Ook word niet wakker van nachtmerries, hoe eng ze ook zijn.. het schrikt me gewoon niet meer af! 

Het gekke is dat ik nogal vaak droom over ziekenhuizen. Soms ben ik zelf het patient in het ziekenhuis en soms zijn het andere. 
Ook operaties gebeuren er. Tijdens deze operaties ben ik gewoon in deze droom wakker! En het zijn vaak gewoon steriele kamers, wat me meer doet denken aan een tandartsen praktijk, en de stoel waar ik dan op lig is van staal/ijzer. 
Als ik bij iemand anders ben in het ziekenhuis dan word dit persoon meestal gemarteld. Van mensen waarvan de benen vanaf gezaagd worden zonder reden en zonder verdoving in een gewone behandel kamer, tot levende kinderlijkjes die ingemetselt zijn in beton/steen/gips. 
wat me ook altijd opvalt is dat het altijd vervallen ziekenhuizen zijn die eigenlijk op het staan om gesloopt te worden. Meestal heb ik ook geen vloer onder me voeten maar beton! 
De laatste droom die mij nog was bij gebleven (en dat vond ik best wel heftig (dit speelde zich ook af in het ziekenhuis) 
was dat ik door iemand een afdeling ingeduwd werd. 
Ik wist dat op die afdeling dingen gebeurde die ik liever niet wilde weten. Voor ik het wist stond ik dus op die afdeling en kon ik niet meer terug want de deur achter mij was afgesloten door de persoon die mij duwde. voorzichtig stapte ik vooruit, overal waar ik keek was bloed... een kamer verder was de operatie kamer waar ik het eerder over had... en daar lag een afgekloven skelet op. Schuin voor me stond een klein ziekenhuis bedje, op dat bedje lag een knuffel die vol met bloed zat! Gillend rende ik met half dicht geknepen ogen door de gehele afdeling richting een nood deur die toevallig open gedaan werd door een zuster, ik sprong in haar armen en legde uit waarom ik paniek was. Die pakte mij beet en begeleide mij richting de uitgang. 

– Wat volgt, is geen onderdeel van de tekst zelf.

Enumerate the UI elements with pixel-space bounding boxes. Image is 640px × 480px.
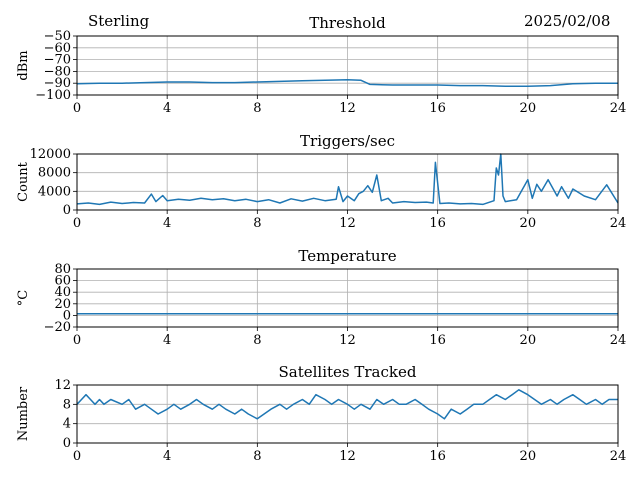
panel-threshold-ytick-label: −70 xyxy=(44,53,71,68)
panel-temperature-xtick-label: 16 xyxy=(429,333,446,348)
panel-temperature-ytick-label: 20 xyxy=(54,297,71,312)
panel-threshold-ytick-label: −90 xyxy=(44,76,71,91)
panel-temperature-xtick-label: 12 xyxy=(339,333,356,348)
panel-threshold-ytick-label: −50 xyxy=(44,29,71,44)
panel-triggers-sec-xtick-label: 4 xyxy=(163,216,171,231)
panel-temperature-xtick-label: 24 xyxy=(610,333,627,348)
panel-satellites-tracked-xtick-label: 12 xyxy=(339,449,356,464)
panel-threshold-xtick-label: 12 xyxy=(339,101,356,116)
panel-threshold-xtick-label: 24 xyxy=(610,101,627,116)
panel-temperature-title: Temperature xyxy=(298,247,396,265)
panel-threshold: 0 4 8 12 16 20 24 −100−90−80−70−60−50 Threshold d… xyxy=(16,14,626,116)
station-name: Sterling xyxy=(88,12,150,30)
panel-satellites-tracked-title: Satellites Tracked xyxy=(279,363,417,381)
panel-temperature-xtick-label: 8 xyxy=(253,333,261,348)
panel-threshold-series-line xyxy=(76,78,618,87)
panel-satellites-tracked-xtick-label: 24 xyxy=(610,449,627,464)
panel-threshold-ytick-label: −100 xyxy=(35,88,71,103)
panel-threshold-xtick-label: 16 xyxy=(429,101,446,116)
panel-triggers-sec-series-line xyxy=(76,153,619,206)
panel-temperature-ytick-label: 80 xyxy=(54,262,71,277)
panel-threshold-xtick-label: 8 xyxy=(253,101,261,116)
panel-satellites-tracked-xtick-label: 0 xyxy=(73,449,81,464)
panel-temperature-ytick-label: 0 xyxy=(63,308,71,323)
panel-temperature-ytick-label: −20 xyxy=(44,320,71,335)
panel-triggers-sec-title: Triggers/sec xyxy=(300,132,395,150)
panel-triggers-sec-ylabel: Count xyxy=(16,161,31,202)
panel-threshold-ylabel: dBm xyxy=(16,50,31,80)
panel-triggers-sec: 0 4 8 12 16 20 24 0 4000 8000 12000 Triggers/sec Cou… xyxy=(16,132,626,231)
panel-threshold-xtick-label: 4 xyxy=(163,101,171,116)
panel-temperature-ytick-label: 60 xyxy=(54,274,71,289)
panel-threshold-ytick-label: −60 xyxy=(44,41,71,56)
panel-triggers-sec-ytick-label: 4000 xyxy=(38,184,71,199)
panel-temperature-ylabel: °C xyxy=(16,290,31,307)
panel-satellites-tracked-xtick-label: 20 xyxy=(520,449,537,464)
panel-threshold-xtick-label: 0 xyxy=(73,101,81,116)
date-label: 2025/02/08 xyxy=(524,12,611,30)
panel-satellites-tracked-ytick-label: 0 xyxy=(63,436,71,451)
panel-temperature-ytick-label: 40 xyxy=(54,285,71,300)
panel-triggers-sec-xtick-label: 12 xyxy=(339,216,356,231)
panel-triggers-sec-xtick-label: 24 xyxy=(610,216,627,231)
panel-satellites-tracked-ytick-label: 12 xyxy=(54,378,71,393)
panel-triggers-sec-ytick-label: 0 xyxy=(63,203,71,218)
panel-satellites-tracked-series-line xyxy=(76,389,618,420)
panel-triggers-sec-xtick-label: 8 xyxy=(253,216,261,231)
panel-threshold-title: Threshold xyxy=(309,14,386,32)
panel-triggers-sec-xtick-label: 0 xyxy=(73,216,81,231)
panel-satellites-tracked: 0 4 8 12 16 20 24 0 4 8 12 Satellites Tracked Number xyxy=(16,363,626,464)
panel-temperature-xtick-label: 20 xyxy=(520,333,537,348)
panel-triggers-sec-xtick-label: 16 xyxy=(429,216,446,231)
panel-triggers-sec-ytick-label: 8000 xyxy=(38,166,71,181)
panel-satellites-tracked-xtick-label: 4 xyxy=(163,449,171,464)
panel-threshold-xtick-label: 20 xyxy=(520,101,537,116)
panel-threshold-ytick-label: −80 xyxy=(44,64,71,79)
panel-triggers-sec-xtick-label: 20 xyxy=(520,216,537,231)
panel-temperature-xtick-label: 0 xyxy=(73,333,81,348)
panel-satellites-tracked-ytick-label: 4 xyxy=(63,417,71,432)
panel-triggers-sec-ytick-label: 12000 xyxy=(30,147,71,162)
panel-satellites-tracked-ylabel: Number xyxy=(16,386,31,441)
panel-satellites-tracked-xtick-label: 8 xyxy=(253,449,261,464)
panel-satellites-tracked-ytick-label: 8 xyxy=(63,397,71,412)
panel-satellites-tracked-xtick-label: 16 xyxy=(429,449,446,464)
panel-temperature-xtick-label: 4 xyxy=(163,333,171,348)
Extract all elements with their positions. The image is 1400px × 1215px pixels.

Ik heb voornamelijk dromen waarin mensen om het leven worden gebracht of gemarteld. 
Zo ben ik in mijn droom een fabriek tegengekomen waarin mensen vlees werd gemaakt! 
Ik zag letterlijk levende mensen in bakken zitten op een lopende band dat richting een vage machine liep. 
Veel gegil en gekreun, aan het einde stonde mensen die gewoon heel droog het mensen vlees aan het inpakken waren... 
Een soort gelijke droom was met dikke kinderen die met geweld in doorzichtig folie werd gevacumed, een groot man met een groen short deed dit werk en drukte elke keer de hendel naar benende... 

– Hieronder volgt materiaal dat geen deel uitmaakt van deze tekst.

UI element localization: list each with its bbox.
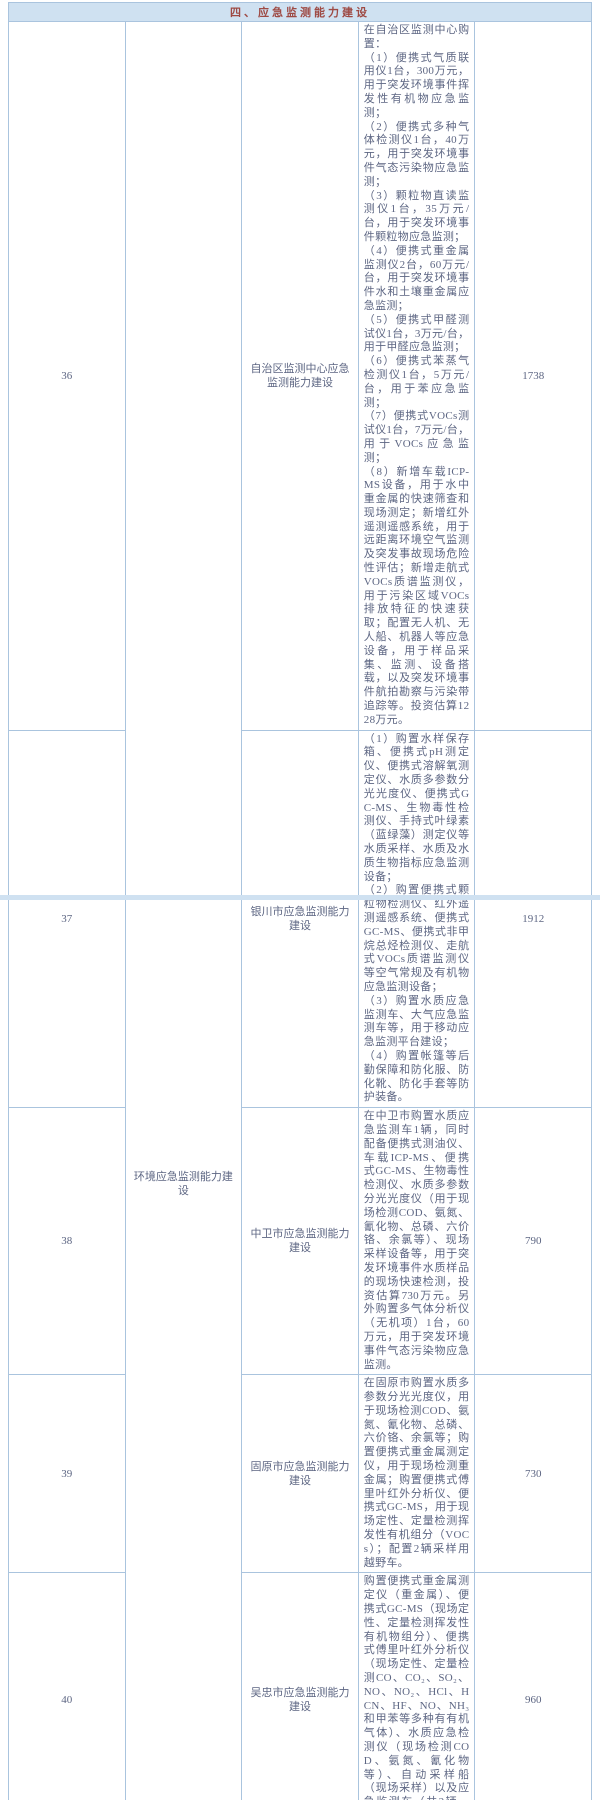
description-line: （3）购置水质应急监测车、大气应急监测车等，用于移动应急监测平台建设； xyxy=(364,995,470,1050)
project-name: 固原市应急监测能力建设 xyxy=(242,1375,359,1573)
section-title: 四、应急监测能力建设 xyxy=(9,3,592,22)
category-env-emergency: 环境应急监测能力建设 xyxy=(125,22,242,1800)
amount-value: 1738 xyxy=(475,22,592,731)
next-section-header-edge xyxy=(0,895,600,900)
project-description: 在自治区监测中心购置：（1）便携式气质联用仪1台，300万元，用于突发环境事件挥… xyxy=(358,22,475,731)
amount-value: 730 xyxy=(475,1375,592,1573)
amount-value: 960 xyxy=(475,1573,592,1800)
table-row-37: 37 银川市应急监测能力建设 （1）购置水样保存箱、便携式pH测定仪、便携式溶解… xyxy=(9,730,592,1108)
description-line: 购置便携式重金属测定仪（重金属）、便携式GC-MS（现场定性、定量检测挥发性有机… xyxy=(364,1575,470,1800)
amount-value: 1912 xyxy=(475,730,592,1108)
description-line: 在中卫市购置水质应急监测车1辆，同时配备便携式测油仪、车载ICP-MS、便携式G… xyxy=(364,1110,470,1372)
row-number: 36 xyxy=(9,22,126,731)
table-row-38: 38 中卫市应急监测能力建设 在中卫市购置水质应急监测车1辆，同时配备便携式测油… xyxy=(9,1108,592,1375)
description-line: （2）购置便携式颗粒物检测仪、红外遥测遥感系统、便携式GC-MS、便携式非甲烷总… xyxy=(364,884,470,994)
description-line: （1）购置水样保存箱、便携式pH测定仪、便携式溶解氧测定仪、水质多参数分光光度仪… xyxy=(364,733,470,885)
description-line: （4）便携式重金属监测仪2台，60万元/台，用于突发环境事件水和土壤重金属应急监… xyxy=(364,245,470,314)
description-line: （2）便携式多种气体检测仪1台，40万元，用于突发环境事件气态污染物应急监测； xyxy=(364,121,470,190)
table-row-36: 36 环境应急监测能力建设 自治区监测中心应急监测能力建设 在自治区监测中心购置… xyxy=(9,22,592,731)
amount-value: 790 xyxy=(475,1108,592,1375)
project-description: 在固原市购置水质多参数分光光度仪，用于现场检测COD、氨氮、氰化物、总磷、六价铬… xyxy=(358,1375,475,1573)
description-line: （6）便携式苯蒸气检测仪1台，5万元/台，用于苯应急监测； xyxy=(364,355,470,410)
project-description: 购置便携式重金属测定仪（重金属）、便携式GC-MS（现场定性、定量检测挥发性有机… xyxy=(358,1573,475,1800)
row-number: 39 xyxy=(9,1375,126,1573)
description-line: 在固原市购置水质多参数分光光度仪，用于现场检测COD、氨氮、氰化物、总磷、六价铬… xyxy=(364,1377,470,1570)
table-row-40: 40 吴忠市应急监测能力建设 购置便携式重金属测定仪（重金属）、便携式GC-MS… xyxy=(9,1573,592,1800)
row-number: 37 xyxy=(9,730,126,1108)
emergency-monitoring-table: 四、应急监测能力建设 36 环境应急监测能力建设 自治区监测中心应急监测能力建设… xyxy=(8,2,592,1800)
description-line: （1）便携式气质联用仪1台，300万元，用于突发环境事件挥发性有机物应急监测； xyxy=(364,52,470,121)
section-header-row: 四、应急监测能力建设 xyxy=(9,3,592,22)
description-line: （3）颗粒物直读监测仪1台，35万元/台，用于突发环境事件颗粒物应急监测； xyxy=(364,190,470,245)
description-line: （8）新增车载ICP-MS设备，用于水中重金属的快速筛查和现场测定；新增红外遥测… xyxy=(364,466,470,728)
project-name: 吴忠市应急监测能力建设 xyxy=(242,1573,359,1800)
row-number: 38 xyxy=(9,1108,126,1375)
project-name: 自治区监测中心应急监测能力建设 xyxy=(242,22,359,731)
description-line: （7）便携式VOCs测试仪1台，7万元/台，用于VOCs应急监测； xyxy=(364,410,470,465)
description-line: （5）便携式甲醛测试仪1台，3万元/台，用于甲醛应急监测； xyxy=(364,314,470,355)
project-description: 在中卫市购置水质应急监测车1辆，同时配备便携式测油仪、车载ICP-MS、便携式G… xyxy=(358,1108,475,1375)
project-name: 银川市应急监测能力建设 xyxy=(242,730,359,1108)
description-line: （4）购置帐篷等后勤保障和防化服、防化靴、防化手套等防护装备。 xyxy=(364,1050,470,1105)
description-line: 在自治区监测中心购置： xyxy=(364,24,470,52)
project-name: 中卫市应急监测能力建设 xyxy=(242,1108,359,1375)
row-number: 40 xyxy=(9,1573,126,1800)
table-row-39: 39 固原市应急监测能力建设 在固原市购置水质多参数分光光度仪，用于现场检测CO… xyxy=(9,1375,592,1573)
project-description: （1）购置水样保存箱、便携式pH测定仪、便携式溶解氧测定仪、水质多参数分光光度仪… xyxy=(358,730,475,1108)
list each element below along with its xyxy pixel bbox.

En zo kan ik nog wel even doorgaan. 
Ik kan alles wel gaan vertellen maar dan denk ik dat mijn bericht niet meer gelezen zou worden. 

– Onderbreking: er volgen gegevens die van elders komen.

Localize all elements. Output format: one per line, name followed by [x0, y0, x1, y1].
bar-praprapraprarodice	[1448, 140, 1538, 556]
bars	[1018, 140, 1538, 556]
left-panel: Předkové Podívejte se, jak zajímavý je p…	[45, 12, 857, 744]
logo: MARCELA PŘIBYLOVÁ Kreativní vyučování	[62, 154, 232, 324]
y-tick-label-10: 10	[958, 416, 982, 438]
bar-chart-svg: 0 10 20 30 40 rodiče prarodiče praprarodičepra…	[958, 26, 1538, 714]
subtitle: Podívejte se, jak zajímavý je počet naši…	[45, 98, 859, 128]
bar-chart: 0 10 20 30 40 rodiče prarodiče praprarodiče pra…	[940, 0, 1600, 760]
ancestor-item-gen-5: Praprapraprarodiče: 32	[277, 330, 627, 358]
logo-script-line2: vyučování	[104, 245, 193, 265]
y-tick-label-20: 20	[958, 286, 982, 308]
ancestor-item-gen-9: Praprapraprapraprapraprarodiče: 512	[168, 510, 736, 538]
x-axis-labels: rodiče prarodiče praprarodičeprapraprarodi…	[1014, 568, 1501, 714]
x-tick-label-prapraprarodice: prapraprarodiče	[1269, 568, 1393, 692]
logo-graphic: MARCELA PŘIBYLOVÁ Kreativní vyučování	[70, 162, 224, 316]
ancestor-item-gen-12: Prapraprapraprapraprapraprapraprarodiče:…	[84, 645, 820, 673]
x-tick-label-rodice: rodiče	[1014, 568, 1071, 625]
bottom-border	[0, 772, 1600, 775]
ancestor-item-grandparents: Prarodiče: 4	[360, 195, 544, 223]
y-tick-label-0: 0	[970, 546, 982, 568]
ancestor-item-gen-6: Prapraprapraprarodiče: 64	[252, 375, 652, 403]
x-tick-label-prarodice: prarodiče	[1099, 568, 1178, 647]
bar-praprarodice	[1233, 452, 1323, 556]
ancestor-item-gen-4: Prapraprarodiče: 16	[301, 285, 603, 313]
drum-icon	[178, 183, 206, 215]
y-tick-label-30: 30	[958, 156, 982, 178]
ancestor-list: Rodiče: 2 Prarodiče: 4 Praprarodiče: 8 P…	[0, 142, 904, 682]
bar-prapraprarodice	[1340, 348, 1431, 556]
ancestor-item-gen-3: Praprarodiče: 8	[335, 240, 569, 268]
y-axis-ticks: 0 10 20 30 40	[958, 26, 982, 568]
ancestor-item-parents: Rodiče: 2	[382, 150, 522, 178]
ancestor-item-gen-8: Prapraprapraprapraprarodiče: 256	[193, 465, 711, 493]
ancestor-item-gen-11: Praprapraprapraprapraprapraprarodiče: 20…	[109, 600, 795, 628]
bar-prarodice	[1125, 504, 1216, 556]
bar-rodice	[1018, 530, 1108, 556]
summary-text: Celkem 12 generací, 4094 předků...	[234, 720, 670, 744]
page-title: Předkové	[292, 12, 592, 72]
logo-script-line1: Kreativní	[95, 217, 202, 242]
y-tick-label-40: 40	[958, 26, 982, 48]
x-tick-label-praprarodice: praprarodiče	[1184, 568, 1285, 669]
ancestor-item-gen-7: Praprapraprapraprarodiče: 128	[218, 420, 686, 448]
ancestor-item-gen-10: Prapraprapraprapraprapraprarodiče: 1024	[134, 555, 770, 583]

Kan iemand mij misschien uitleggen waarom ik elke keer als ik droom nachtmerries heb, en deze meestal gaan over de dood! 
En waarom nou elke keer kinderen! Das toch wel het laatste wat je in een droom wilt zien kinderen die vermoord of gemarteld worden!

*Ik ben nogal vergeetachtig dus vergeef me ajb als ik het hier al eens over gehad heb, Eerlijk gezegd heb ik tot heden nog steeds niet echt een duidelijk antwoord.*

----------


## kanjertje9

Wat een vreselijke nachtmerries zeg! Ik kan me voorstellen dat je er niet snel wat over durft te vertellen. Dapper dat je het dus wel gedaan hebt!
Wat ik weet en gehoord heb over nachtmerries is, dat het vaak betrekking heeft op onverwerkte emoties in je leven. In je dromen komen vaak dingen naar boven die je in je dagelijkse leven niet kunt handelen. Doordat je misschien vol zit met emoties, maar ze bijvoorbeeld niet goed kunt uiten, worden ze opgeslagen in je onderbewuste. Als je slaapt heb je geen controle meer over je gevoelens en gedachten; iets wat je overdag wel hebt! Je gevoelens zoeken een uitweg en dus komen ze terug in je dromen...en kunnen het zelfs nachtmerries worden!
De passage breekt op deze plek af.